"""Tests for the semantic chunker implementation."""
from unittest.mock import MagicMock, patch
import pytest
from pdfkb.chunker.chunker_semantic import SemanticChunker
from pdfkb.chunker.langchain_embeddings_wrapper import LangChainEmbeddingsWrapper
from pdfkb.config import ServerConfig
from pdfkb.embeddings_base import EmbeddingService
from pdfkb.models import Chunk
class MockEmbeddingService(EmbeddingService):
"""Mock embedding service for testing."""
def __init__(self):
self.initialized = False
self.embeddings_generated = 0
async def initialize(self) -> None:
self.initialized = True
async def generate_embeddings(self, texts: list[str]) -> list[list[float]]:
"""Generate fake embeddings based on text length."""

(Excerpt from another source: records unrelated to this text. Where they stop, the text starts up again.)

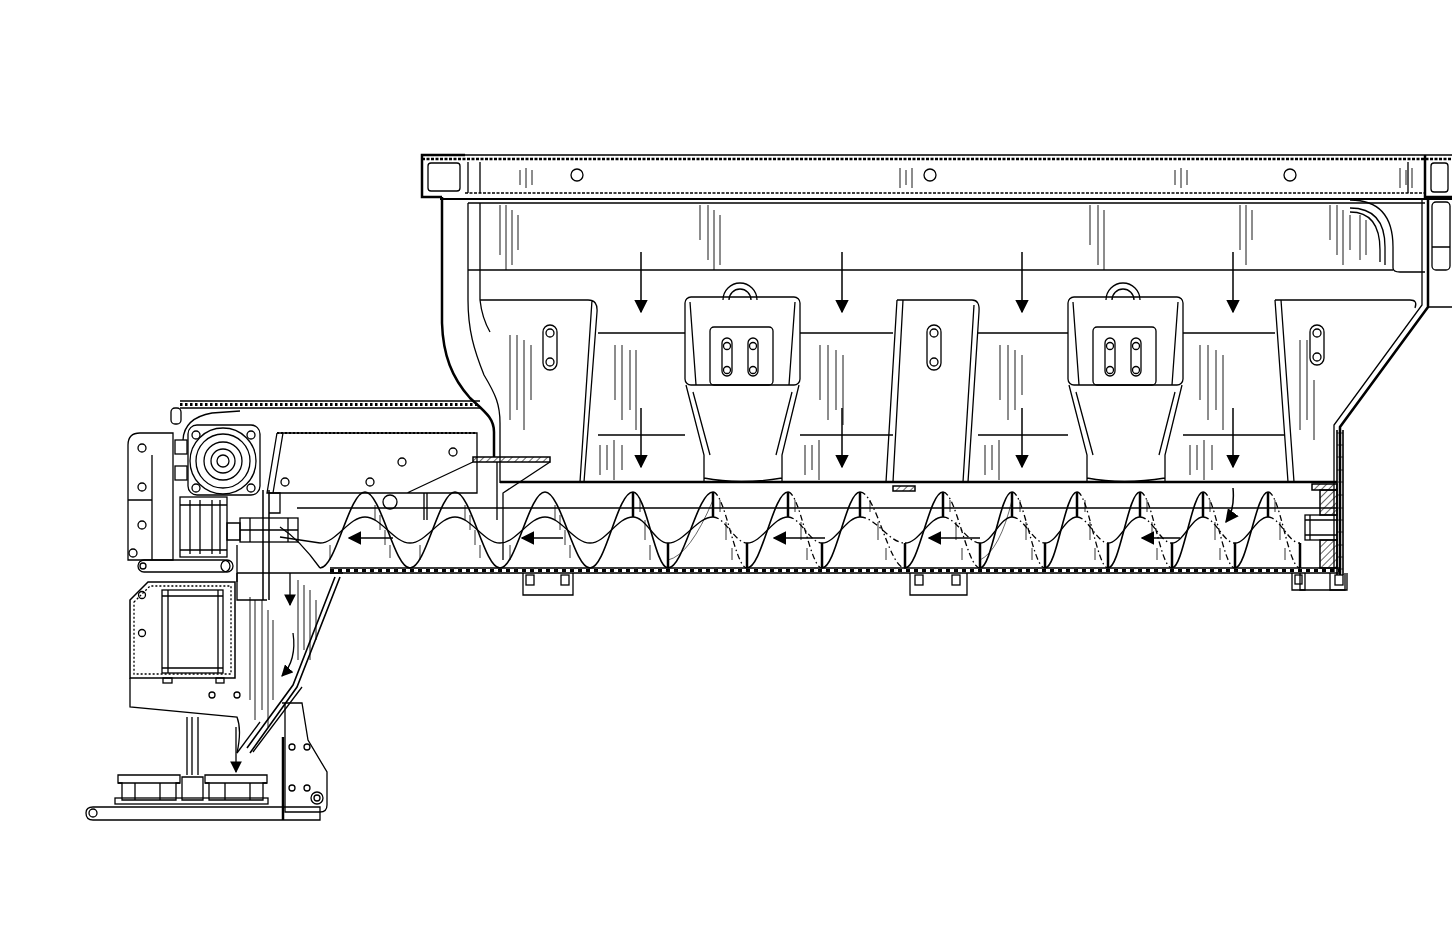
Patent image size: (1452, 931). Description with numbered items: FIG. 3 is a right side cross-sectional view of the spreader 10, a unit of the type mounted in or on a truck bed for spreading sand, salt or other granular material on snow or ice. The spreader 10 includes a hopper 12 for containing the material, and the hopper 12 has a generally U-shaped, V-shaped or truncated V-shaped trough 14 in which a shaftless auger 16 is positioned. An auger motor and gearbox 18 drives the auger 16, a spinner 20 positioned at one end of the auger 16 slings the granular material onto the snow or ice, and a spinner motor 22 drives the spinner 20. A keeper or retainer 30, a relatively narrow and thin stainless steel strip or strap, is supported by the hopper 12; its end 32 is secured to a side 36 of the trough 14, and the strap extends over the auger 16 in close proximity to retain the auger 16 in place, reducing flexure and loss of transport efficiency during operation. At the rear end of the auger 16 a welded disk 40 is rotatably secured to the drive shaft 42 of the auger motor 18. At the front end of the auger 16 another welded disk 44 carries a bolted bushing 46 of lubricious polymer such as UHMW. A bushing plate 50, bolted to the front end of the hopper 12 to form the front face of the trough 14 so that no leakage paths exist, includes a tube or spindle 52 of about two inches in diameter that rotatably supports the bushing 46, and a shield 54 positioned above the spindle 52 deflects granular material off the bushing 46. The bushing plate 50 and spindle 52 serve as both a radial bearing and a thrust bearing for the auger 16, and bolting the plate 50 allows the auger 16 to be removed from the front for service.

The spreader 10 is at (210, 104).
The hopper 12 is at (1150, 156).
The trough 14 is at (806, 576).
The shaftless auger 16 is at (600, 553).
The auger motor and gearbox 18 is at (230, 428).
The spinner 20 is at (152, 776).
The spinner motor 22 is at (170, 645).
The keeper or retainer 30 is at (948, 486).
The end of keeper 32 is at (1003, 544).
The side of trough 36 is at (708, 553).
The disk 40 is at (280, 503).
The drive shaft 42 is at (298, 553).
The disk 44 is at (1322, 563).
The bushing 46 is at (1336, 505).
The bushing plate 50 is at (1342, 470).
The spindle or tube 52 is at (1336, 535).
The shield 54 is at (1325, 483).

self.embeddings_generated += len(texts)
# Create different embeddings based on text content to simulate semantic differences
embeddings = []
for text in texts:
# Simple heuristic: use text length and first char code as embedding features
length_feature = len(text) / 100.0
char_feature = ord(text[0]) / 256.0 if text else 0.0
# Create a 3-dimensional embedding
embeddings.append([length_feature, char_feature, (length_feature + char_feature) / 2])
return embeddings
async def generate_embedding(self, text: str) -> list[float]:
"""Generate fake embedding for a single text."""
embeddings = await self.generate_embeddings([text])
return embeddings[0]
def get_embedding_dimension(self) -> int:
return 3
async def test_connection(self) -> bool:
return True
def get_model_info(self) -> dict:
return {"model": "mock", "dimension": 3}
@pytest.mark.unit
class TestLangChainEmbeddingsWrapper:
"""Test the LangChain embeddings wrapper."""

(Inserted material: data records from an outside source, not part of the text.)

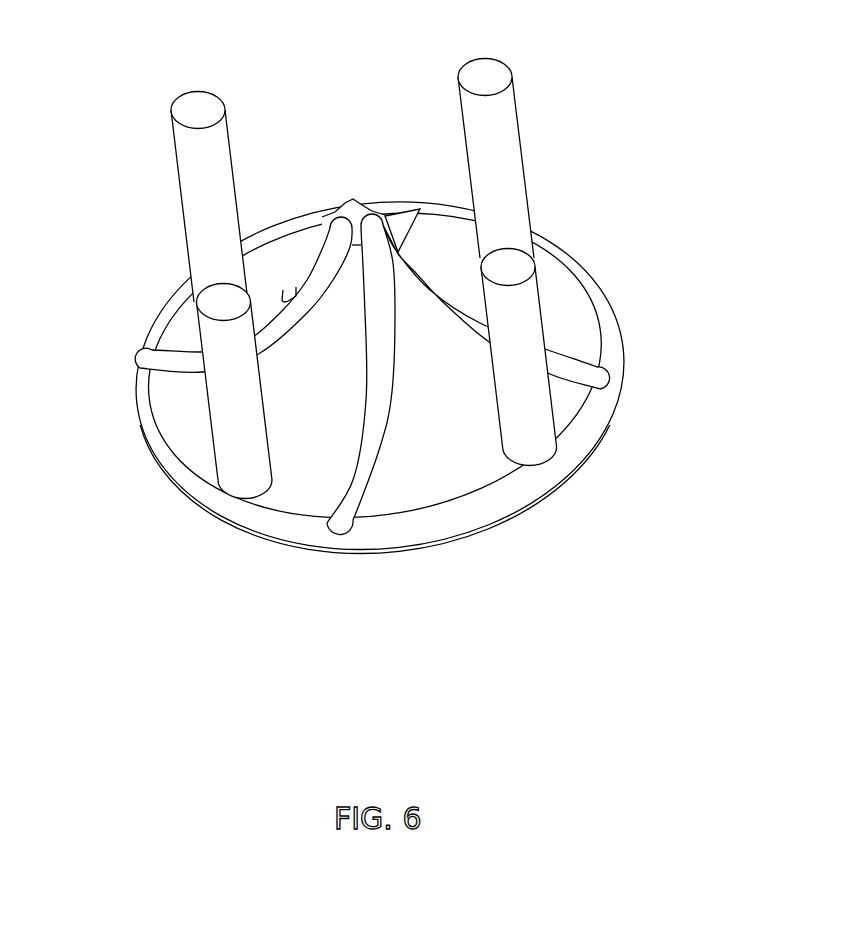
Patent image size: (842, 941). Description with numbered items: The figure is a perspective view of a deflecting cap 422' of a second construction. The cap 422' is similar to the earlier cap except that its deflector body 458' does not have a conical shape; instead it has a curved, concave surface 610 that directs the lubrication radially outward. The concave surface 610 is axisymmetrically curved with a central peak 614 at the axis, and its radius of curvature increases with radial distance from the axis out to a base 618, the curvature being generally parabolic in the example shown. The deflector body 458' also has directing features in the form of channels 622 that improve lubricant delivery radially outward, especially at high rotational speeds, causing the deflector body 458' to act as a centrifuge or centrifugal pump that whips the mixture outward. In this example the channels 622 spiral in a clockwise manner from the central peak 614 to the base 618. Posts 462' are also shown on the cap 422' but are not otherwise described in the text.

The post 462' is at (375, 304).
The cap 422' is at (430, 376).
The deflector body 458' is at (442, 380).
The concave surface 610 is at (283, 290).
The central peak 614 is at (353, 198).
The base 618 is at (515, 497).
The channels 622 is at (353, 483).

def test_wrapper_initialization(self):
"""Test wrapper initialization."""
mock_service = MockEmbeddingService()
wrapper = LangChainEmbeddingsWrapper(mock_service)
assert wrapper.embedding_service == mock_service
assert not wrapper._initialized
def test_embed_documents_sync(self):
"""Test synchronous document embedding."""

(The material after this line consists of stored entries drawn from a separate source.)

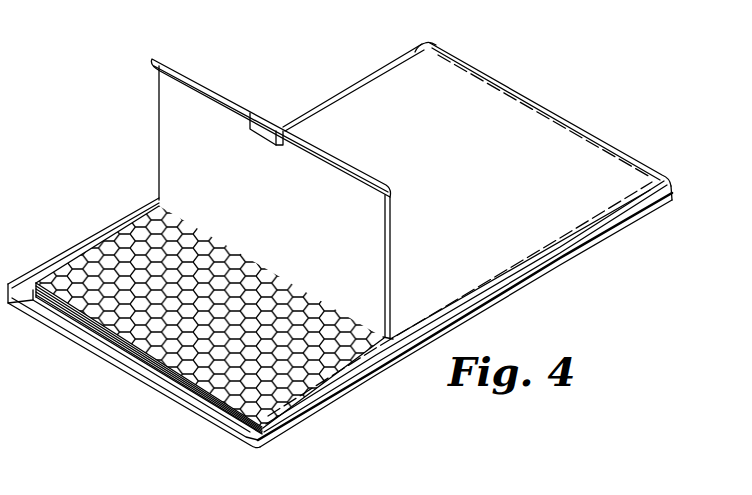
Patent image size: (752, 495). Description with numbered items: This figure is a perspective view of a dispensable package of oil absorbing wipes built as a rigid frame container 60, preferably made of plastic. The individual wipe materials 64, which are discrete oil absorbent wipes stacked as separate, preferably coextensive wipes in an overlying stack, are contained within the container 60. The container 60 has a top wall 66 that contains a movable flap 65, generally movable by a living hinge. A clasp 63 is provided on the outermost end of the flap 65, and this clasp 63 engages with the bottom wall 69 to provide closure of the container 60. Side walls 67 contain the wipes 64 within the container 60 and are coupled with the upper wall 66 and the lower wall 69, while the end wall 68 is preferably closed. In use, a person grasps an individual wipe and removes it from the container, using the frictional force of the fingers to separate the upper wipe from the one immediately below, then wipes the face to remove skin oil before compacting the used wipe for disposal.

The rigid frame container 60 is at (368, 230).
The clasp 63 is at (265, 127).
The wipe materials 64 is at (85, 243).
The movable flap 65 is at (203, 82).
The top wall 66 is at (576, 148).
The side walls 67 is at (377, 67).
The end wall 68 is at (531, 97).
The bottom wall 69 is at (73, 345).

mock_service = MockEmbeddingService()
wrapper = LangChainEmbeddingsWrapper(mock_service)
texts = ["Hello world", "Test document", "Another text"]
embeddings = wrapper.embed_documents(texts)
assert len(embeddings) == 3
assert all(len(emb) == 3 for emb in embeddings)
assert mock_service.initialized
assert mock_service.embeddings_generated == 3
def test_embed_query_sync(self):
"""Test synchronous query embedding."""
mock_service = MockEmbeddingService()
wrapper = LangChainEmbeddingsWrapper(mock_service)
text = "Query text"
embedding = wrapper.embed_query(text)
assert len(embedding) == 3
assert mock_service.initialized
assert mock_service.embeddings_generated == 1
@pytest.mark.asyncio
async def test_embed_documents_async(self):
"""Test asynchronous document embedding."""
mock_service = MockEmbeddingService()
wrapper = LangChainEmbeddingsWrapper(mock_service)
texts = ["Async text 1", "Async text 2"]
embeddings = await wrapper.aembed_documents(texts)
assert len(embeddings) == 2
assert all(len(emb) == 3 for emb in embeddings)
assert mock_service.initialized
@pytest.mark.asyncio
async def test_embed_query_async(self):
"""Test asynchronous query embedding."""
mock_service = MockEmbeddingService()
wrapper = LangChainEmbeddingsWrapper(mock_service)
text = "Async query"
embedding = await wrapper.aembed_query(text)
assert len(embedding) == 3
assert mock_service.initialized
@pytest.mark.asyncio
async def test_embed_documents_sync_from_async_context(self):
"""Test synchronous embedding from within an async context (simulates the error scenario)."""
mock_service = MockEmbeddingService()
wrapper = LangChainEmbeddingsWrapper(mock_service)
# This simulates calling sync method from async context (like in background queue)
texts = ["Text from async context 1", "Text from async context 2"]
# This should NOT raise an error anymore with our fix
embeddings = wrapper.embed_documents(texts)
assert len(embeddings) == 2
assert all(len(emb) == 3 for emb in embeddings)
assert mock_service.initialized
@pytest.mark.unit
class TestSemanticChunker:
"""Test the semantic chunker implementation."""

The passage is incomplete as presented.